Descripción
Galindez, M. Vazquez Montalban. segunda mano, barato
La obra narra los pasos de Muriel Colbert, becaria investigadora norteamericana en su búsqueda de explicaciones para su tesis sobre Jesús de Galíndez, representante del gobierno vasco en el exilio durante la primera posguerra (hasta 1956, fecha de entrada de España en la ONU) y asesinado y torturado por matones de Trujillo. Esta búsqueda, en un principio objetiva y dirigida hacia un trabajo científico se convierte en una obsesión que tiene un papel primordial dentro de la cabeza de Muriel.
Por otra parte, agentes gubernamentales norteamericanos reciben la orden de parar la investigación porque consideran que una nueva revisión del caso podría hacer daño a figuras de ideología conservadora en los Estados Unidos (es decir, en el partido Republicano). Por otro lado, suponen que Muriel es comunista y trata de publicar en su tesis ideas antiimperialistas. La sospecha viene por la relación que tiene con su director de tesis, el profesor Norman Radcliffe, de pasado no muy limpio para las voces conservadoras estadounidenses (ha sido seductor de alumnas, publicador de libros en contra del anticomunismo, etc.). Los agentes, con Robards, „el hombre cúbico“ a la cabeza, persuaden a Radcliffe con amenazas para que ofrezca a Muriel otra tesis acompañándola con mayores ayudas. Consiguen interceptar toda la correspondencia entre él y Muriel. Pero Muriel se niega.
Mientras Muriel está en Madrid recogiendo su última información en el ministerio, en el otro lado del Atlántico están tendiéndole una trampa para conseguir que la tesis no se publique: previendo el viaje inmediato de Muriel a la República Dominicana, los agentes de la compañía colocan como espías en la isla a antiguos agentes trujillistas para que le den falsas pistas con el propósito de querer ayudarle. La estrategia final la llevan a cabo por medio de Don Voltaire, un ex compañero de Galíndez convertido en anticomunista fervoroso que intenta disuadirla de su propósito difamando a Galíndez. Pero Muriel no cede, lo que causa su secuestro. Convencidos de que Muriel es comunista desoyen su primera declaración, por lo que Muriel confiesa irónicamente un pasado comunista ficticio. Enfadados por la broma, los agentes norteamericanos dejan paso a los ex trujillistas que torturan y matan a Muriel.
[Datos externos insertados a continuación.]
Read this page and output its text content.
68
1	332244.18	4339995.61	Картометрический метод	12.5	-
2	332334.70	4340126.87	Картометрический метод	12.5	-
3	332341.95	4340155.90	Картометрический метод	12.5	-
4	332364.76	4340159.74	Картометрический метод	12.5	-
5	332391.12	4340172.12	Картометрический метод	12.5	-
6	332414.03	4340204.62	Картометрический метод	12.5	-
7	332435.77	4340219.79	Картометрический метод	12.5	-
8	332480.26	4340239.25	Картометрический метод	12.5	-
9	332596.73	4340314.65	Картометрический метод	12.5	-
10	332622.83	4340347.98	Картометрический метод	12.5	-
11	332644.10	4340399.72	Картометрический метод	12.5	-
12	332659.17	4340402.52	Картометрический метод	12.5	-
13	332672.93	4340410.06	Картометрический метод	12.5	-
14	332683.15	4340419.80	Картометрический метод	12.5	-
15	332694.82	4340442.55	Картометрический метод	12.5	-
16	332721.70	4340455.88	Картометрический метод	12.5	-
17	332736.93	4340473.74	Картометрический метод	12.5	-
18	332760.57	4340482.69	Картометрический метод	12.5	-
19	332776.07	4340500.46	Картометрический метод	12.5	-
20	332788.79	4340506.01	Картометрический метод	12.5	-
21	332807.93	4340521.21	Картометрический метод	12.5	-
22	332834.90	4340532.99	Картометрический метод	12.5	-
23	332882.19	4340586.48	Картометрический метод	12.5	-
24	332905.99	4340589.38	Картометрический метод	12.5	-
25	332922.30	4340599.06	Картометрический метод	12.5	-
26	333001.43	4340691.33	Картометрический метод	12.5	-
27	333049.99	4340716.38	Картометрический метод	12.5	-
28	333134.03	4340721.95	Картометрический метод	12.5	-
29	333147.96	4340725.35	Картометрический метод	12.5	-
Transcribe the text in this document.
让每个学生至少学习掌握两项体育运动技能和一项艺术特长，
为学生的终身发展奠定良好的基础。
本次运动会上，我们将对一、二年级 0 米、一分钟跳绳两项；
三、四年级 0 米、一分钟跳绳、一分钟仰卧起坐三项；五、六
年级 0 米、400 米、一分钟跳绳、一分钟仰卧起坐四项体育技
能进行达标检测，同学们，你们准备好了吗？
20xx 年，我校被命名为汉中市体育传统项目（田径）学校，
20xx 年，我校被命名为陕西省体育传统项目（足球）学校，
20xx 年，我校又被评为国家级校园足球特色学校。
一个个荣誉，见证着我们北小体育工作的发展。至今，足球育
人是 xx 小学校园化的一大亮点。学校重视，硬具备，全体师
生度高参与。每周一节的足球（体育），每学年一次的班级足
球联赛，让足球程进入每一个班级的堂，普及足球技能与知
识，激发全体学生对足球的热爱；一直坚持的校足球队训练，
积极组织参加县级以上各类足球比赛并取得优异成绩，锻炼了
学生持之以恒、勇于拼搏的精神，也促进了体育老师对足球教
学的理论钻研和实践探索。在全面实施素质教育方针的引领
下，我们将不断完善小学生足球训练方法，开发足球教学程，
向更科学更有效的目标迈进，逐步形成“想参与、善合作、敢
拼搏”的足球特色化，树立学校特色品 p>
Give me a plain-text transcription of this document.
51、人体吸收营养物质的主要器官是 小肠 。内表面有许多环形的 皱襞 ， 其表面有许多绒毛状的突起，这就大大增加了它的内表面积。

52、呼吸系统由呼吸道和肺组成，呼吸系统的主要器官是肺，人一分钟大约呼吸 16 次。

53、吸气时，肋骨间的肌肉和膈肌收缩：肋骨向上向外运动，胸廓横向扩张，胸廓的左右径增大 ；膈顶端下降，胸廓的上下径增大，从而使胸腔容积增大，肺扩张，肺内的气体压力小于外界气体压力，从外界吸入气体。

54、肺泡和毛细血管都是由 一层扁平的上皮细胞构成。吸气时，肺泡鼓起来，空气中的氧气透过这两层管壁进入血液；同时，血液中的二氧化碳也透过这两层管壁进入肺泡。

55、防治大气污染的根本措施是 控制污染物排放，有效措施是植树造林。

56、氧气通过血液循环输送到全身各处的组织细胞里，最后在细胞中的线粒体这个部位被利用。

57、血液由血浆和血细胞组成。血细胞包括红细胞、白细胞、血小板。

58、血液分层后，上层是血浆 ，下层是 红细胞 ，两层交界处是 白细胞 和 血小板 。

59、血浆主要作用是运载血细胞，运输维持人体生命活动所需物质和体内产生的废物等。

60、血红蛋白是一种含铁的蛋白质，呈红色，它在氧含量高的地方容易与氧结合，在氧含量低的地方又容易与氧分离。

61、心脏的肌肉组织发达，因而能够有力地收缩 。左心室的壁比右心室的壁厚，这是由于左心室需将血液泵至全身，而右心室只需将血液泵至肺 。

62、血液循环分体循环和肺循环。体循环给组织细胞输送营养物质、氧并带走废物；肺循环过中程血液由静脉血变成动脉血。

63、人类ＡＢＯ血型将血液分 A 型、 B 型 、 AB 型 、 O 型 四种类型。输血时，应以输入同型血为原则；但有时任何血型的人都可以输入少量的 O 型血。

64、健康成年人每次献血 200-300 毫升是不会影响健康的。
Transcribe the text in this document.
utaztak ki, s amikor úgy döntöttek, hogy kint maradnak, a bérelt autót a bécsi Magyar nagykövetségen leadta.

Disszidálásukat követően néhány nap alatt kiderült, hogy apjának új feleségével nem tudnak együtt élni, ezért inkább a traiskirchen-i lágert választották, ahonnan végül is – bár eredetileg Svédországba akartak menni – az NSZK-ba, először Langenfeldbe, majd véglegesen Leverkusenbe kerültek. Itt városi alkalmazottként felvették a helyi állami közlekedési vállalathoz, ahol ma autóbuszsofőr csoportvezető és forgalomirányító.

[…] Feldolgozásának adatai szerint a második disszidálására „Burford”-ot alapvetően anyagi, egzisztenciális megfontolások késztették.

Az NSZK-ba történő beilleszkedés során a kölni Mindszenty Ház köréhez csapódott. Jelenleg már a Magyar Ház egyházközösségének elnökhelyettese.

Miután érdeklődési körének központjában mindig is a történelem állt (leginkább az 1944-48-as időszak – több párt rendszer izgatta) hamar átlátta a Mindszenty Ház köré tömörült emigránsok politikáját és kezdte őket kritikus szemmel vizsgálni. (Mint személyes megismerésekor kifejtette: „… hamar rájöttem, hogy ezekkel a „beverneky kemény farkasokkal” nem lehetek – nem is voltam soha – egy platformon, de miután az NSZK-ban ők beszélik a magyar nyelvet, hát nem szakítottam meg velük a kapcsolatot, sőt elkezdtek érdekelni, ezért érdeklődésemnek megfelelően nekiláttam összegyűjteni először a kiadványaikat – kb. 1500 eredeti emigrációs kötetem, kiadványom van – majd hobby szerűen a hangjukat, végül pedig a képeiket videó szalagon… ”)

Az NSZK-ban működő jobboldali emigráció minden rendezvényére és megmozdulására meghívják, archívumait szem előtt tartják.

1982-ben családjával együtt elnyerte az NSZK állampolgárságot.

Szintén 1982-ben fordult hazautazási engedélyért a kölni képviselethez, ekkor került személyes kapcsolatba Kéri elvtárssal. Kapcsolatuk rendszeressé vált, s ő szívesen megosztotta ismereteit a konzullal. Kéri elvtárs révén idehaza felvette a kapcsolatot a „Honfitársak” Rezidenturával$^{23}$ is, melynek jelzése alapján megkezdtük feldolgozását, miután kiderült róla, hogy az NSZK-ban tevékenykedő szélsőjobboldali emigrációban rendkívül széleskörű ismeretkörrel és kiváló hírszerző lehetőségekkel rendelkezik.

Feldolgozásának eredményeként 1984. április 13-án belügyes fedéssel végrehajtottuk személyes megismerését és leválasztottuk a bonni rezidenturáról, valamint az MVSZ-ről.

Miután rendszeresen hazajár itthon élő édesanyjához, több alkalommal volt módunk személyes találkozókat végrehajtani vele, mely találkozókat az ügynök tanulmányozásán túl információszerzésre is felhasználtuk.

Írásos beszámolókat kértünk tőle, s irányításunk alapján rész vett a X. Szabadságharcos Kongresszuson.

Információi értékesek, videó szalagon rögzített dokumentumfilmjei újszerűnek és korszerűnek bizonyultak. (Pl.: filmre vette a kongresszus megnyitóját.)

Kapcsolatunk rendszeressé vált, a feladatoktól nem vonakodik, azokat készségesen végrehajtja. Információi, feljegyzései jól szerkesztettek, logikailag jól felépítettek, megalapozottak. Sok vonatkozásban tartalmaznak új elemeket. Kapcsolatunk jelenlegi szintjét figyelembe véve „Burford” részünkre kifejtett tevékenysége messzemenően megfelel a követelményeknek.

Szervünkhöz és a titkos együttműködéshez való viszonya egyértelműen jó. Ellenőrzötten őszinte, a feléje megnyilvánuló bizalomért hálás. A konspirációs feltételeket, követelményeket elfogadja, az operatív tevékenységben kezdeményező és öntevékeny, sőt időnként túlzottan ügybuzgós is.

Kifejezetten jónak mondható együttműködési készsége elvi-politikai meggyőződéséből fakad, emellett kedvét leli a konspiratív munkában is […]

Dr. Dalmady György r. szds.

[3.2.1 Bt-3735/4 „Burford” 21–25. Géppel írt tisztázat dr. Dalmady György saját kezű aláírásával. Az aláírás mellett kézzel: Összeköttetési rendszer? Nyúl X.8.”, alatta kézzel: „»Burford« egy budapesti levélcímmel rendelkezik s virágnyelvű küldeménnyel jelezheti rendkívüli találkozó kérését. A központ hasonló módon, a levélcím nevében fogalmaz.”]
Hay también tres capítulos que recrean la vida de Galíndez, desde su secuestro hasta su muerte.
La novela termina con una carta que Ricardo, joven con el que Muriel había tenido una relación en España, escribe a la hermana de Muriel. En la carta dice cómo va a seguir los pasos de su desaparición. La carta es interceptada por la Compañía y llega a manos de Robards; así, el final queda abierto.